What is their difference in meaning?  Is “very tired” more tired than “tired”?  Is “awfully tired” more tired than “rather tired’?

The truth is that “very,” “awfully,” and “rather” are empty words.  They are meant to intensify, but they fall short.  They are like the second exclamation mark after “Wow!!”  Totally unnecessary.

We have many useless intensifiers in English.  “Really, “terribly,” “utterly,” “completely,” and “wholly” are some.

Here is my favorite quote about using intensifiers:

Mark Twain:  “Substitute ‘damn’ every time you’re inclined to write ‘very;’ your editor will delete it and the writing will be just as it should be.”

 

Use colored pencils to help students revise drafts

Most of my elementary and middle grade students write first drafts in pencil.  A few type theirs into a computer.  But when we revise–hard copies or electronic ones–we use colored pencils.

copy-showing-use-of-colored-pencils-to-revise-001

This book summary was written and revised by a third grader.

I ask students to circle verbs and verbals with one bright color, such as red.  It’s easy to find verbs when they are encircled in a bright color.  We list them, use tally marks to identify which ones are overused, and then go back to the copy to replace overused verbs or weak verbs.

Next I ask students to choose a different bright color, one that is easily distinguishable from the first color, such a violet, green or blue.  Now the student encircles the first word of each sentence with that color.  Because the color prominently displays the first words, those words are easy to spot.  I ask students to read them aloud, listening for repetition.  When we find the same word used frequently, the student rewrites the sentence beginning to add variety.

For older students, we look at those same sentence opening words and identify their parts of speech to see if the student is overusing one part of speech, such as adverbs, and under-using another part of speech, such as prepositions.  If he is, he makes appropriate changes.
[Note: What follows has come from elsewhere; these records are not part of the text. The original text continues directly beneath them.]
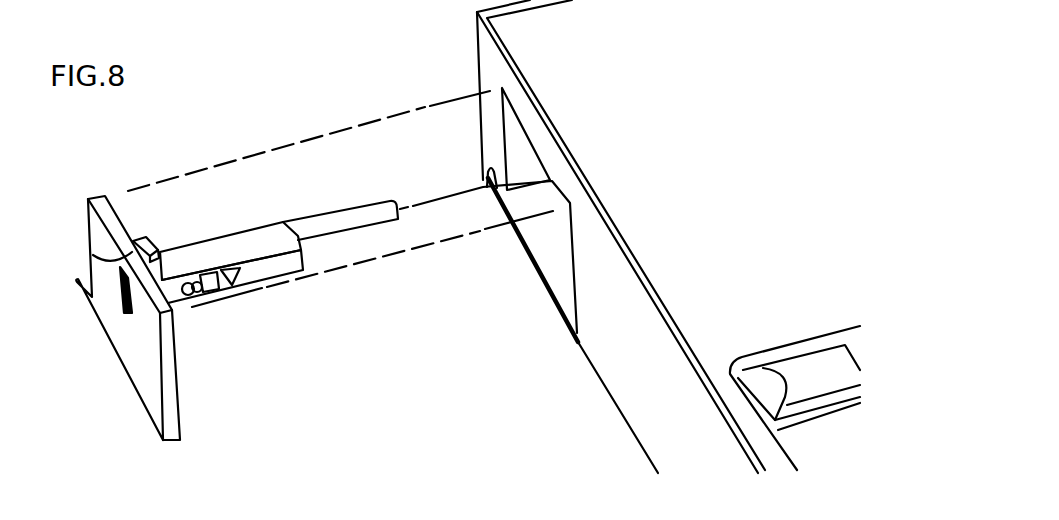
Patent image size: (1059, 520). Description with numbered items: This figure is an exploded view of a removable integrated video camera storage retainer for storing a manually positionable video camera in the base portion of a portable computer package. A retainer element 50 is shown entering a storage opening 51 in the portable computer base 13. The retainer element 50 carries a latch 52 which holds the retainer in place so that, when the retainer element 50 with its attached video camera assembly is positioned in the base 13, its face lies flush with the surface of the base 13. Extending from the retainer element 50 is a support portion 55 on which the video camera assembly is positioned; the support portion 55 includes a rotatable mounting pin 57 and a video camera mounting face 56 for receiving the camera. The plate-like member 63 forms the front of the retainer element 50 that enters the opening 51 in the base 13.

The frame 13 is at (478, 50).
The latch assembly 50 is at (102, 357).
The bracket 51 is at (574, 260).
The latch 52 is at (112, 256).
The housing cover 55 is at (243, 250).
The housing body 56 is at (262, 268).
The rod 57 is at (353, 222).
The plate 63 is at (142, 343).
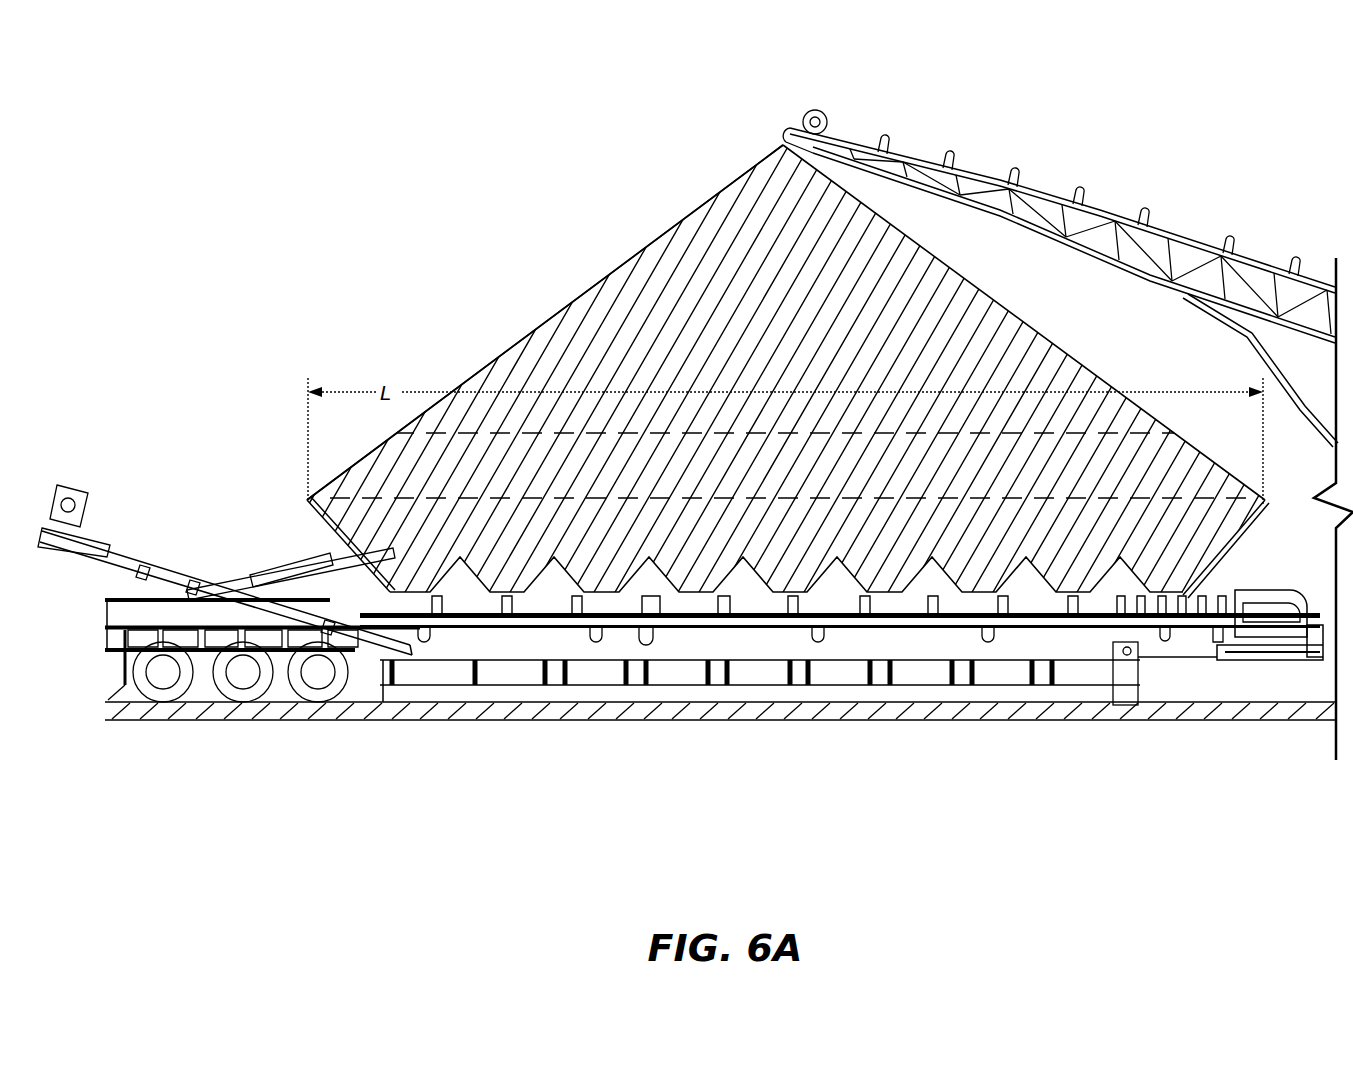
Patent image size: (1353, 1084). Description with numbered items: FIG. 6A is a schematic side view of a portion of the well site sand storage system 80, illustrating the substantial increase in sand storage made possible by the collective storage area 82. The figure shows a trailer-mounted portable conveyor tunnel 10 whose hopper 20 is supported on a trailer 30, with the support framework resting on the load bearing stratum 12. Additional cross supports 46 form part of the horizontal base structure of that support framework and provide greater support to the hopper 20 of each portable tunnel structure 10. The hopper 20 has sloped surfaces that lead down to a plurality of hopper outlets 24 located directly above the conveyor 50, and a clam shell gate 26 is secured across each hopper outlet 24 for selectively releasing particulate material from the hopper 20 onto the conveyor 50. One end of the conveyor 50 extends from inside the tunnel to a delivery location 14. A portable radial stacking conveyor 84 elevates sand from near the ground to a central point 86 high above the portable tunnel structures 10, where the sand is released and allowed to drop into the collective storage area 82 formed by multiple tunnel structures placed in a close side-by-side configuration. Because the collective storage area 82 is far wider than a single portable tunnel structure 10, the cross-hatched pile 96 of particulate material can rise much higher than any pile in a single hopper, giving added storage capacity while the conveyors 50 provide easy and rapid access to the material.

The trailer-mounted portable conveyor tunnel 10 is at (199, 459).
The load bearing stratum 12 is at (1192, 712).
The delivery location 14 is at (50, 550).
The hopper 20 is at (312, 522).
The hopper outlet 24 is at (740, 570).
The clam shell gate 26 is at (968, 565).
The trailer 30 is at (765, 643).
The cross supports 46 is at (503, 693).
The conveyor 50 is at (160, 563).
The well site sand storage system 80 is at (513, 180).
The collective storage area 82 is at (509, 266).
The portable radial stacking conveyor 84 is at (1040, 186).
The central point 86 is at (777, 131).
The pile 96 is at (792, 340).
Some children overuse particular words, such as “so,” “just,” “then,” and “and.”  If I notice this, I ask the student to choose another color and to circle the overused word.  The abundance of color helps the student to recognize how frequently he has overused a word.

Revision might mean moving sentences or paragraphs around, or inserting new information missing from the first draft.  That too can be identified with arrows and stars in bright colors.

For poor spellers, I either encircle misspelled words in a particular color or highlight them with a marker.  From those words, I create a spelling study guide.  At the next lesson I quiz the student on the misspelled words.

When students see a first draft spotted with color, cross-outs, X’s, erasures, arrows and inserted words, they know they have revised.  So do parents without reading a word.